If you're talking about tansposition, then you're implicitly viewing your vectors as matrices with one of the dimensions being $1$.
Then your $v$ is a $1\times 3$ matrix and $v^T$ is a $3\times 1$ matrix.
Addition of matrices that don't have the same dimension is not defined.
A: Here is what Wolfram alpha is doing when you ask it for $v+v^T$ when $v$ is, say, a $3$-component vector.  If $v= (a, b, c)$ it will interpret $v+v^T$ as a sequence of three separate "shifts" of $v^T$:   first by $a$, then by $b$, then by $c$.  It puts these three shifts as columns of a matrix (in order), giving a $3 \times 3$ matrix as output.  So, if you shift $v^T$ by $a$ you get $(2a,a+b, a+c)^T$, and this will be the first column of the output matrix.  The second column is the shift by $b$ to get $(a+b, 2b, b+c)^T$, etc.  If you do this for your example, you get your claimed output above.  (I deduced this by following the step-by-step link in alpha where they show you what the computation $v+v^T$ is doing, so this is not speculation on my part.)
However, TO BE CLEAR, this is NOT traditional vector addition in any way whatsoever.   This is certainly undefined in your case.  (And all cases, except when your vectors have only one component, which is hardly a vector.)  It would be defined for square matrices of the same size. 
Moral:  never trust output unless you REALLY know what the machine is doing.  
A: A thought here as to why those systems would do that: there's an occasionally useful operation on a vector these systems support, namely adding a constant to each term.
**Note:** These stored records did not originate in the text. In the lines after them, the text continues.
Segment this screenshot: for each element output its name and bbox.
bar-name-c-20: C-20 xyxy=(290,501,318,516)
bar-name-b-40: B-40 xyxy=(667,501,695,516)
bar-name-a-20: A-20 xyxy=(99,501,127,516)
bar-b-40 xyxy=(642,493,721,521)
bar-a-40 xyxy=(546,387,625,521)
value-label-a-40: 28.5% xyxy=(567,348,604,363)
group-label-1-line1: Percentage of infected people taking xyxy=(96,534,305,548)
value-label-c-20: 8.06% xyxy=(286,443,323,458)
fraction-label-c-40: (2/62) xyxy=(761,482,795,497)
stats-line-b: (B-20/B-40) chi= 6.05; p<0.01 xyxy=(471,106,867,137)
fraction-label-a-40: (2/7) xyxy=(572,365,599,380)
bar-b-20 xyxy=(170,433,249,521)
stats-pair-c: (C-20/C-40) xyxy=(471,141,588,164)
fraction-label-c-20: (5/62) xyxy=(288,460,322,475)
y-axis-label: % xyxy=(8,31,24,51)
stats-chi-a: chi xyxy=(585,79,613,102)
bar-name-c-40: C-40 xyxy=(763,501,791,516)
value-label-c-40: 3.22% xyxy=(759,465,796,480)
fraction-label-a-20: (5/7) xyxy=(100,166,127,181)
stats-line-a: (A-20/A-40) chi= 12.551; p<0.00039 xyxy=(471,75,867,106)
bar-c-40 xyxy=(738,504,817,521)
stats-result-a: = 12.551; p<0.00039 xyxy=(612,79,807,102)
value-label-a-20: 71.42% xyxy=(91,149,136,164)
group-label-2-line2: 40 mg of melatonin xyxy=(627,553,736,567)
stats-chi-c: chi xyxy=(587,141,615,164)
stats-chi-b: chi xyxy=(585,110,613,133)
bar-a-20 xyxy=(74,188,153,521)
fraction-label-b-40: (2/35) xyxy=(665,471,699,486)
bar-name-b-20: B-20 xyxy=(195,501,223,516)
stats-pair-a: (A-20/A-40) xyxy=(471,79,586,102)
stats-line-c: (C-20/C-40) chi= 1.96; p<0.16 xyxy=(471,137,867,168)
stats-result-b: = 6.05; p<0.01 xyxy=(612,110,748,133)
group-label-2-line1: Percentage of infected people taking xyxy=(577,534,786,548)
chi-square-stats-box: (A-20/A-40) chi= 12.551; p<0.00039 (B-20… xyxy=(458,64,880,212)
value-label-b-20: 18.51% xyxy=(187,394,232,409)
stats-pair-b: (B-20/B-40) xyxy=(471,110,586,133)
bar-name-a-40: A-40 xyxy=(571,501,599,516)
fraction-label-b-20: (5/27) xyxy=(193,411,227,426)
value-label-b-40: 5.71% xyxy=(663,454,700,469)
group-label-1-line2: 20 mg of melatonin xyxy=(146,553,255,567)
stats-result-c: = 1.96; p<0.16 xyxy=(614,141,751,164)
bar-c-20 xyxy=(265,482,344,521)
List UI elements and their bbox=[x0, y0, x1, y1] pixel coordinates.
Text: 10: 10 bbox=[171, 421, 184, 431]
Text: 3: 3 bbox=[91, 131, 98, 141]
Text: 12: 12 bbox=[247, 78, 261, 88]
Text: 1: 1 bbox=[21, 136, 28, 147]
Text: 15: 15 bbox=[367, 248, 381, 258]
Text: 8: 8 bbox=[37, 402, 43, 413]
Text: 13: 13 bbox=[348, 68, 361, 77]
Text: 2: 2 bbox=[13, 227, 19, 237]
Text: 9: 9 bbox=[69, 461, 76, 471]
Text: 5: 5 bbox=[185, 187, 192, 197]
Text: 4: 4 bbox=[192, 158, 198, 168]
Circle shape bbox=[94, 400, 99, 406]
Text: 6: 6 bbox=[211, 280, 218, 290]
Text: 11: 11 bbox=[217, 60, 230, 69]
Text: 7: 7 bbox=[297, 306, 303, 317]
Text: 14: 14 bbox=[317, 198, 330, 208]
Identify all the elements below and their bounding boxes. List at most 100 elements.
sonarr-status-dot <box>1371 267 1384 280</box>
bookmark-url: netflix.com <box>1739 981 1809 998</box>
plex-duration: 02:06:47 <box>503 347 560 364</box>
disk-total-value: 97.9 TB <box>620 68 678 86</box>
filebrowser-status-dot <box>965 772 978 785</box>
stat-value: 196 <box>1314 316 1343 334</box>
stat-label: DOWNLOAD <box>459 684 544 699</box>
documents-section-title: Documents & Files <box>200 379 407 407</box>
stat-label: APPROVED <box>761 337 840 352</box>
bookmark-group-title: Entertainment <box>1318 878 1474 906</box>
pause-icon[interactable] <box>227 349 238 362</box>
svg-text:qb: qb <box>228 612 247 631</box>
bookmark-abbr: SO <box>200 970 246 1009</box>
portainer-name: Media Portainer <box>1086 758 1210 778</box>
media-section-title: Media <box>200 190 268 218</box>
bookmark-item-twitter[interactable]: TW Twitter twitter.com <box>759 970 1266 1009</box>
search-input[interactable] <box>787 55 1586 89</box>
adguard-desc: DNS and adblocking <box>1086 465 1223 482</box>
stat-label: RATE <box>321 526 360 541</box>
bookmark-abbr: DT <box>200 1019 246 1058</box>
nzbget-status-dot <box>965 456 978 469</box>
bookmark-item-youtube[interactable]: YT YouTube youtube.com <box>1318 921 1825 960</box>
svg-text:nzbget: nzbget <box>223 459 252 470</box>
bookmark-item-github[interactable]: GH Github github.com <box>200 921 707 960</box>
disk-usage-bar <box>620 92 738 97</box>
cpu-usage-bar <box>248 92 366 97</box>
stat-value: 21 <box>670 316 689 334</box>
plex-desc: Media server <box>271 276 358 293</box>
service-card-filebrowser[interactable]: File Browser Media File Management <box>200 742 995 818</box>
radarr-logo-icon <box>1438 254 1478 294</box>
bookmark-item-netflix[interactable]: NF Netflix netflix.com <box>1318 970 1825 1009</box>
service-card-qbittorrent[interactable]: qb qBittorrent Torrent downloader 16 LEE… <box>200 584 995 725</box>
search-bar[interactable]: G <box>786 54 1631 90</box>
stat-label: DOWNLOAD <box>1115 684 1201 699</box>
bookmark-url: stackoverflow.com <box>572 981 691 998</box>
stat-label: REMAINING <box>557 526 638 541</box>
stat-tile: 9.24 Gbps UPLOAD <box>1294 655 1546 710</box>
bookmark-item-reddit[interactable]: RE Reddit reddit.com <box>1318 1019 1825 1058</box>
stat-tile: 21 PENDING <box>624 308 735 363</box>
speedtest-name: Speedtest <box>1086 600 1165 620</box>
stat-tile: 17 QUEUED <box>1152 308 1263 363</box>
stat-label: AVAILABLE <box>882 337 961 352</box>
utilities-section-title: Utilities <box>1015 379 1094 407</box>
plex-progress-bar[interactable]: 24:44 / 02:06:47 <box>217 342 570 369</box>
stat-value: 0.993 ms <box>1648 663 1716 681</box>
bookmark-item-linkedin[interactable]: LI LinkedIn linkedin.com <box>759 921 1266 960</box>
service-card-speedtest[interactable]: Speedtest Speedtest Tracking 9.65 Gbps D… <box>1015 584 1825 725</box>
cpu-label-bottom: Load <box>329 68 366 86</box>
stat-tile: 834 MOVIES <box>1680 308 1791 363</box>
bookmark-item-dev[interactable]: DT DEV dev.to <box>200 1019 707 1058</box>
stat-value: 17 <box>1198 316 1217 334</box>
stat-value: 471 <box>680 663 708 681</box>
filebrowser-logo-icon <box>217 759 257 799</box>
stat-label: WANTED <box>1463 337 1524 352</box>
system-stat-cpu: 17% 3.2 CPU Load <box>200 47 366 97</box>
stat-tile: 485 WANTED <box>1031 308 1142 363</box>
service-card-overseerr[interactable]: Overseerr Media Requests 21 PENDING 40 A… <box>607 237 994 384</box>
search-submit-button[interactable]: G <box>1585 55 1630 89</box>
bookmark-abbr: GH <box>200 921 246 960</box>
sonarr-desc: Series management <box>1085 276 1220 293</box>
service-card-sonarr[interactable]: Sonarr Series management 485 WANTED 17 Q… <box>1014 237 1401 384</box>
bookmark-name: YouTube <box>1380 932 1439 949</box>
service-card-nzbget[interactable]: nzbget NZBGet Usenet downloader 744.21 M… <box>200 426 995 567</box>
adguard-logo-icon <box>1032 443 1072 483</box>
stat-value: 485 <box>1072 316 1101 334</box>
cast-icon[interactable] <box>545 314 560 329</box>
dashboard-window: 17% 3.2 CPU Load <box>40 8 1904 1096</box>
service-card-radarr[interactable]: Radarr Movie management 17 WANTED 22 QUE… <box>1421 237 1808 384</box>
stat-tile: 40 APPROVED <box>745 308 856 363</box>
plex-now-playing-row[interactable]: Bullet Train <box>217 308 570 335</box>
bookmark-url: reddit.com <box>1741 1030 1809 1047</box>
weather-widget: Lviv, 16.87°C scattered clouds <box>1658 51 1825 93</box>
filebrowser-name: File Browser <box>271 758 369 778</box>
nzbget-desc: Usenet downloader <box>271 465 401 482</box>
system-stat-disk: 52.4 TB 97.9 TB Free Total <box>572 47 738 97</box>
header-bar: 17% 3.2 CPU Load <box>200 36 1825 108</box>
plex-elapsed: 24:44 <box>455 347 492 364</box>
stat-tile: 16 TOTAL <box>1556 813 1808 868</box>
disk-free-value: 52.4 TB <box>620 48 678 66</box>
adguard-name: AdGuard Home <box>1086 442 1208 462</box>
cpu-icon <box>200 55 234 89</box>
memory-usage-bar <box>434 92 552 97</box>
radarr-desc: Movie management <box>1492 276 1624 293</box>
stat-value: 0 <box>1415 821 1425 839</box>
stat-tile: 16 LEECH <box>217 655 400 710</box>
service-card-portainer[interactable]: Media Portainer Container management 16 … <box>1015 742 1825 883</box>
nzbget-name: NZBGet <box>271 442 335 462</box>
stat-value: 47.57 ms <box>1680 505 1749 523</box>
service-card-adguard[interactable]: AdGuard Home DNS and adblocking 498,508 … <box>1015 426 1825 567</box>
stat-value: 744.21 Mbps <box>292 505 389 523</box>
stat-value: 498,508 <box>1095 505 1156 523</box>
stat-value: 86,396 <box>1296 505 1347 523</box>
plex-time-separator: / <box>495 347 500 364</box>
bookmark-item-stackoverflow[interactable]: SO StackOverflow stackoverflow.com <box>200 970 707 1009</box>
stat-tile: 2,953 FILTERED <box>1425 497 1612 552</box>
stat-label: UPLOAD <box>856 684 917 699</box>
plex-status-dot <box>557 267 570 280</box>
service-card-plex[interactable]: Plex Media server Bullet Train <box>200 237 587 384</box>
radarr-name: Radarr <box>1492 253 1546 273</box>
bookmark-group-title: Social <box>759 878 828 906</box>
So then if $a$ is a constant and $v$ is a vector, the systems abbreviate this operator as $a+v$ or $v+a$. In effect, we promote $a$ to a vector with each element equal.
Now, if we're working with a row vector $u^T$ and a column vector $v$? In order to add the constants in each column of $u^T$ to $v$, we promote each of those length-1 columns to full length. In order to add the constants in each row of $v$ to $u^T$, we promote those length-1 rows to full length. This amounts to the same sum of matrices hypothesized in the question.
This is, of course, not standard vector/matrix addition.